«Подвиг» 1968 № 02 (Подвиг. Библиотека приключений) - страница 7

— Нет, не знаю.

Помнится, я видел ее мельком в ту сумасшедшую ночь во дворце Печека. Теперь мы видимся во второй раз. Жаль, что третьей встречи уже не будет и мне не удастся пожать ей руку за то, что она держала себя с таким достоинством. Это была жена Арношта Лоренца. Ее казнили в первые же дни осадного положения в 1942 году.

— Ну, эту ты наверняка знаешь.

Аничка Ираскова! Боже мой, Аничка, вы-то как сюда попали? Нет, нет, я не называл вашего имени, вы не знаете меня, и я с вамп незнаком.

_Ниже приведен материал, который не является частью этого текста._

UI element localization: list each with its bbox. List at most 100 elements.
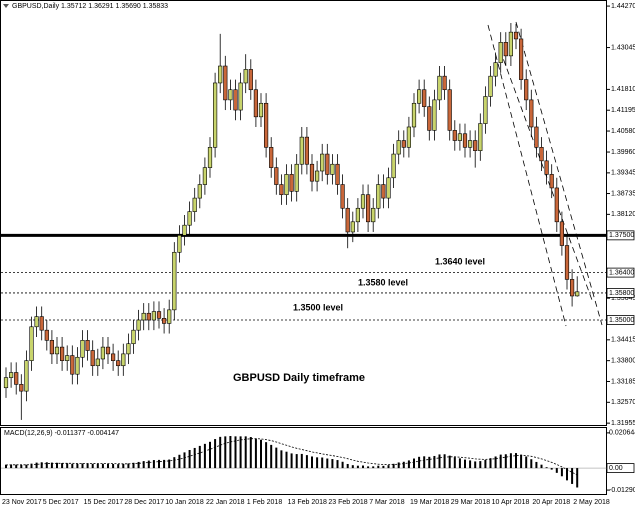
macd-bar — [566, 468, 568, 481]
candle-body — [294, 163, 299, 192]
candle-body — [447, 89, 452, 131]
y-tick-label: 1.39345 — [611, 170, 635, 177]
y-tick-label: 1.40580 — [611, 128, 635, 135]
y-tick-label: -0.012901 — [609, 487, 635, 494]
macd-bar — [545, 467, 548, 469]
candle-body — [65, 355, 70, 361]
macd-bar — [397, 462, 400, 469]
macd-bar — [86, 463, 89, 469]
candle-body — [309, 163, 315, 182]
candle-body — [136, 319, 141, 331]
macd-bar — [407, 460, 410, 469]
macd-bar — [15, 464, 18, 469]
candle-body — [411, 102, 417, 128]
macd-title: MACD(12,26,9) -0.011377 -0.004147 — [4, 430, 119, 437]
macd-bar — [45, 462, 48, 469]
x-tick-label: 13 Feb 2018 — [288, 499, 327, 506]
x-tick-label: 23 Feb 2018 — [328, 499, 367, 506]
macd-bar — [40, 462, 43, 469]
candle-body — [39, 316, 44, 331]
macd-bar — [20, 465, 23, 469]
candle-body — [59, 346, 65, 361]
macd-bar — [331, 459, 334, 469]
candle-body — [483, 96, 488, 124]
macd-bar — [458, 458, 461, 469]
candle-body — [488, 75, 493, 97]
candle-body — [539, 147, 544, 162]
macd-bar — [305, 455, 308, 469]
macd-bar — [270, 444, 273, 469]
macd-bar — [469, 460, 472, 469]
macd-bar — [515, 453, 517, 469]
candle-body — [314, 170, 320, 182]
candle-body — [233, 89, 238, 111]
candle-body — [365, 194, 371, 223]
macd-bar — [351, 465, 354, 469]
level-label-box — [606, 230, 635, 241]
macd-bar — [356, 465, 359, 469]
candle-body — [116, 360, 121, 367]
candle-body — [442, 75, 447, 91]
y-tick-label: 1.33800 — [611, 357, 635, 364]
macd-bar — [300, 453, 303, 469]
macd-bar — [499, 454, 502, 469]
candle-body — [44, 329, 49, 341]
candle-body — [564, 245, 570, 280]
candle-body — [371, 207, 376, 223]
candle-body — [473, 140, 478, 151]
macd-bar — [30, 463, 33, 469]
level-label-box — [606, 267, 635, 278]
candle-body — [75, 356, 80, 375]
macd-bar — [464, 459, 466, 469]
candle-body — [243, 69, 248, 84]
macd-bar — [193, 447, 196, 469]
candle-body — [335, 163, 340, 185]
macd-bar — [265, 442, 268, 469]
candle-body — [304, 136, 310, 165]
macd-bar — [137, 461, 140, 469]
candle-body — [559, 221, 564, 246]
candle-body — [34, 316, 39, 328]
level-annotation: 1.3580 level — [358, 277, 408, 287]
candle-body — [14, 372, 19, 385]
macd-bar — [35, 462, 38, 469]
macd-bar — [219, 436, 222, 469]
macd-bar — [377, 465, 380, 469]
y-tick-label: 1.38735 — [611, 190, 635, 197]
y-tick-label: 0.020644 — [609, 430, 635, 437]
candle-body — [121, 353, 126, 367]
macd-bar — [61, 463, 64, 469]
macd-bar — [479, 461, 482, 469]
candle-body — [3, 377, 9, 389]
candle-body — [213, 82, 218, 148]
candle-body — [70, 355, 75, 375]
level-label: 1.35800 — [609, 290, 634, 297]
macd-bar — [433, 455, 436, 469]
macd-bar — [540, 464, 543, 469]
candle-body — [90, 350, 95, 367]
macd-bar — [535, 461, 538, 469]
candle-body — [544, 160, 549, 175]
macd-bar — [81, 463, 84, 469]
candle-body — [156, 311, 162, 319]
candle-body — [289, 174, 294, 192]
candle-body — [54, 346, 60, 355]
candle-body — [432, 99, 437, 131]
x-tick-label: 28 Dec 2017 — [124, 499, 164, 506]
candle-body — [9, 372, 14, 378]
candle-body — [248, 69, 253, 91]
macd-bar — [372, 466, 375, 469]
candle-body — [24, 360, 29, 392]
macd-bar — [254, 438, 257, 469]
y-tick-label: 1.31955 — [611, 420, 635, 427]
macd-bar — [392, 463, 395, 469]
candle-body — [457, 133, 463, 141]
macd-bar — [178, 454, 181, 469]
candle-body — [360, 194, 366, 209]
candle-body — [279, 184, 284, 196]
candle-body — [218, 65, 223, 84]
candle-body — [569, 279, 575, 297]
candle-body — [513, 31, 519, 40]
macd-bar — [50, 462, 53, 469]
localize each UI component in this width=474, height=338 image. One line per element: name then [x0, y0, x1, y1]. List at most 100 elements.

Понимаете, незнаком!

— И ее не знаю.

— Будь благоразумен!

— Не знаю.

— Юлиус, это ни к чему, — говорит Аничка, и лишь неприметное движение пальцев, комкающих носовой платок, выдает ее волнение. — Это ни к чему. Меня уже «опознали».

— Кто?

— Молчать! — обрывают ее и торопливо отталкивают, когда она загибается и протягивает мне руку.

Аничка!

Остальных вопросов я уже не слышу.

Как-то со стороны, совсем не ощущая боли, словно я только зритель, чувствую, как два эсэсовца несут меня обратно в камеру и, грубо встряхивая носилки, со смехом осведомляются, не предпочту ли я качаться в петле.

Четверг.

Я уже начинаю воспринимать окружающее. Одного из моих товарищей по камере зовут Карел. Старшего он называет «папаша». Он что-то рассказывает о себе, но у меня все путается в голове. какая-то шахта, дети за партами… слышится колокол, уж не пожар ли?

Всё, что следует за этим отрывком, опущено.